Собственно, спрашивать моего согласия никто не стал. Завернули в какую-то тряпку, пахнущую кислой капустой, обвязали веревками и бросили на дно лодки. Минут через двадцать пристали к берегу и еще около получаса тащили по песку, лавируя меж испачканных во что-то черное валунов. Остановились у врытой в песок цистерны. Константин, виновато поглядывая на меня, развязал веревки и освободил пелены.
– Мы тебе оставляем немного еды… Они придут сюда, когда рассветет. Не говори им о нас. Если спросят – дескать, сегодня вышел из клетки. Покажи им локтевой сгиб – брали кровь и дали взамен еды. – Константин поднес к моему носу вкусно пахнущий кусок выпечки. – Покажешь – мол, все, что осталось… А литовку мы забираем. Не серчай.
– Сволочи вы! – крикнул им вслед. Они ушли, даже удачи не пожелали.
Однако все шло по задуманному плану: кто бы меня ни нашел, скажу, что ищу Хогерта. «Зачем?» – могут спросить. «Послан своим предводителем для важного разговора. И что разговор этот касается только нас, потому что… Потому что мы пришли в город не через клетку, а из-за Черты». Как знать, может, Хогерт, как и я, действительно оттуда и ему знаком мир Якова?
Я встал, сделал несколько шагов. Боль в животе была, но не сильная. Однако стоило прикоснуться пальцами к синяку, ощущалось покалывание, словно прикладывали к животу пучок щетины. Вдобавок навалилась усталость. Облокотился на цистерну. Что-то хрустнуло, и в ржавом металле образовалось отверстие. Пахнуло смрадом, словно внутри находились разложившиеся трупы. В голову полезли мрачные мысли.
Дурацкое состояние, когда начинаешь жалеть о содеянном: зачем ввязался в это дело? Не проще ли послушаться Еремеева и отдать все на откуп «Посоху»? Чего доброго, саданет какой-нибудь дуролом литовкой по шее! Где гарантия, что удар не будет смертельным для меня? Хорошо, если в любой момент можно проснуться, а если не успеешь? Мне стало страшно. Раньше все воспринималось как игра, сейчас – очень близко к реальности, синяк на животе предупреждал: может быть и гораздо хуже.
Холодный камень, к которому я прислонился спиной, напоминал видом врытую в землю берцовую кость. Сыпучий песок медленно заглатывал мои ноги.
Послышалось знакомое «ж-жик, ж-жик»… Потом шаги.
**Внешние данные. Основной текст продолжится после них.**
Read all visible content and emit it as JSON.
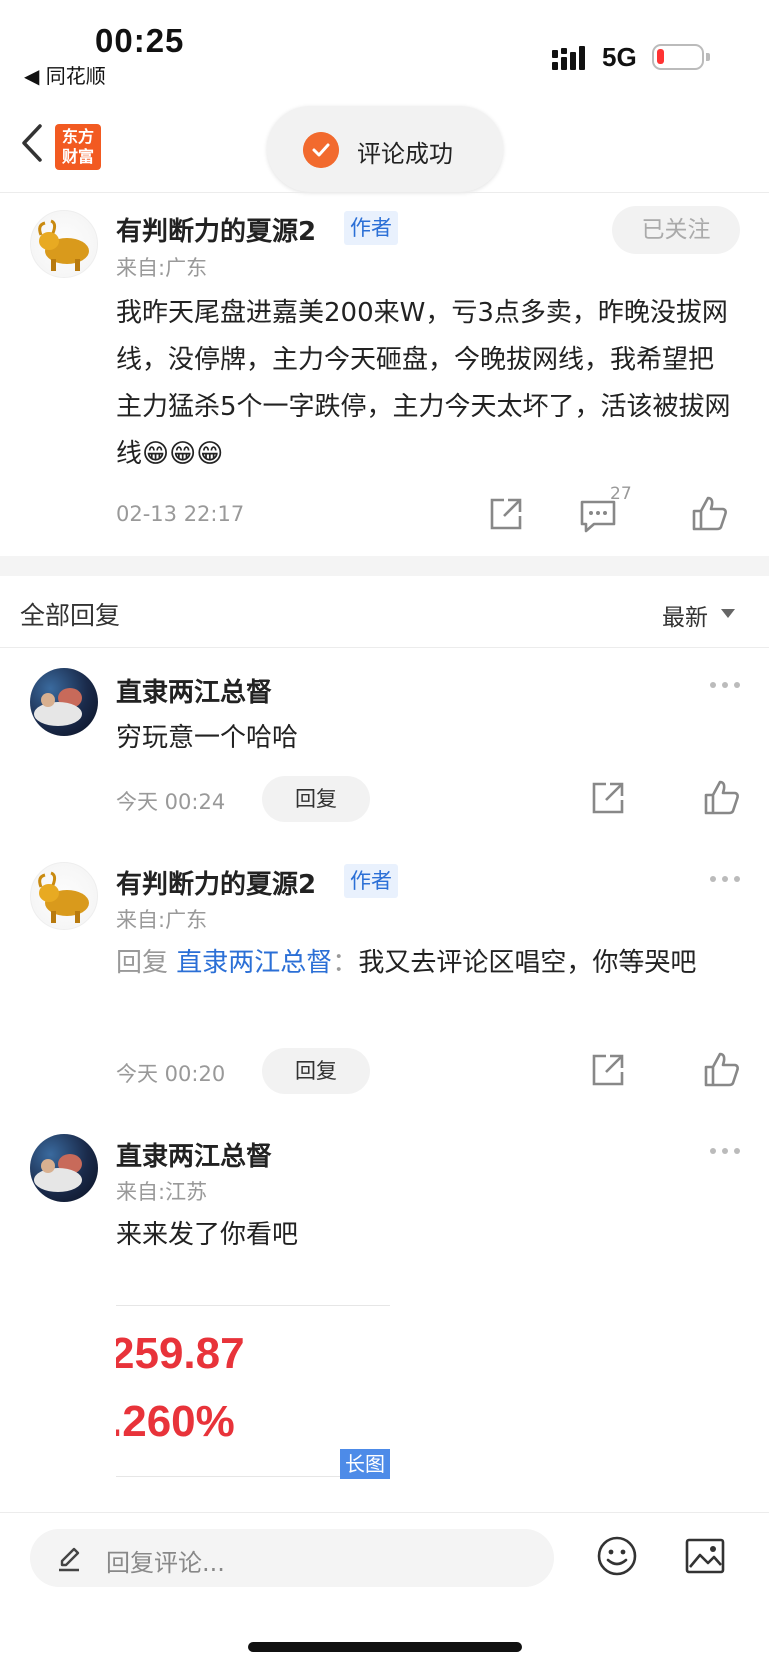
{
  "status_bar": {
    "time": "00:25",
    "back_app": "◀ 同花顺",
    "network": "5G"
  },
  "nav": {
    "logo_line1": "东方",
    "logo_line2": "财富",
    "toast": "评论成功"
  },
  "post": {
    "author": "有判断力的夏源2",
    "author_tag": "作者",
    "from": "来自:广东",
    "follow": "已关注",
    "content": "我昨天尾盘进嘉美200来W，亏3点多卖，昨晚没拔网线，没停牌，主力今天砸盘，今晚拔网线，我希望把主力猛杀5个一字跌停，主力今天太坏了，活该被拔网线😁😁😁",
    "time": "02-13 22:17",
    "comment_count": "27"
  },
  "replies_header": {
    "title": "全部回复",
    "sort": "最新"
  },
  "replies": [
    {
      "name": "直隶两江总督",
      "content": "穷玩意一个哈哈",
      "time": "今天 00:24",
      "reply_label": "回复"
    },
    {
      "name": "有判断力的夏源2",
      "author_tag": "作者",
      "from": "来自:广东",
      "reply_prefix": "回复",
      "reply_to": "直隶两江总督",
      "separator": "：",
      "content": "我又去评论区唱空，你等哭吧",
      "time": "今天 00:20",
      "reply_label": "回复"
    },
    {
      "name": "直隶两江总督",
      "from": "来自:江苏",
      "content": "来来发了你看吧",
      "image_value1": "259.87",
      "image_value2": ".260%",
      "image_tag": "长图"
    }
  ],
  "bottom_bar": {
    "placeholder": "回复评论..."
  },
  "colors": {
    "accent_blue": "#2b6fd6",
    "brand_orange": "#f25a21",
    "stock_red": "#e8333a"
  }
}
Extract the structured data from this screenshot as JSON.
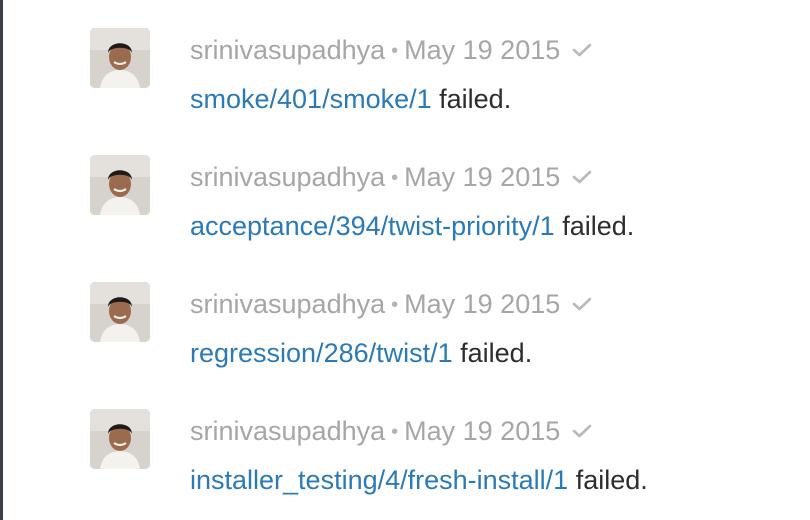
{
  "activity_feed": {
    "items": [
      {
        "user": "srinivasupadhya",
        "separator": "•",
        "date": "May 19 2015",
        "link_text": "smoke/401/smoke/1",
        "status_text": "failed."
      },
      {
        "user": "srinivasupadhya",
        "separator": "•",
        "date": "May 19 2015",
        "link_text": "acceptance/394/twist-priority/1",
        "status_text": "failed."
      },
      {
        "user": "srinivasupadhya",
        "separator": "•",
        "date": "May 19 2015",
        "link_text": "regression/286/twist/1",
        "status_text": "failed."
      },
      {
        "user": "srinivasupadhya",
        "separator": "•",
        "date": "May 19 2015",
        "link_text": "installer_testing/4/fresh-install/1",
        "status_text": "failed."
      }
    ]
  },
  "colors": {
    "link": "#2a7ab8",
    "meta_text": "#a6a6a6",
    "body_text": "#2d2d2d",
    "left_rule": "#3b4047"
  },
  "icons": {
    "avatar": "user-avatar-photo",
    "status": "check-icon"
  }
}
К цистерне приближалась цепочка людей. Они меня не заметили, хотя прошли мимо всего в нескольких шагах от камня, за которым я прятался. Поразило, что люди шли след в след, как волки. Что, если обернуться мелким зверьком и выследить их?
– Стоять! – крикнул кто-то властным голосом. Наверное, они заметили меня. Немного подумав, я вышел из-за камня. Прихрамывая – отсидел ногу, – подошел к ним.
Из цепочки ко мне навстречу выдвинулся человек в довольно приличной одежде: двубортный пиджак, светлая рубашка с галстуком; брюк и ботинок разглядеть не удалось, но зато уловил запах одеколона.
– Ты что здесь делаешь? Охраняешь цистерну, в которую люди Фели бросают мертвых мерцев?
– Я сидел у камня, – сказал я. – Размышлял. Как-то странно все получается. Понимаешь, вышел из клетки, меня – к доктору. Взяли кровь. – Я засучил рукав. – Вот. – Словно в темноте можно разглядеть точку от шприца.
– Значит, новенький, раз из клетки недавно, – сказал кто-то стоящий где-то в начале цепочки людей. – Давай жратву и проваливай.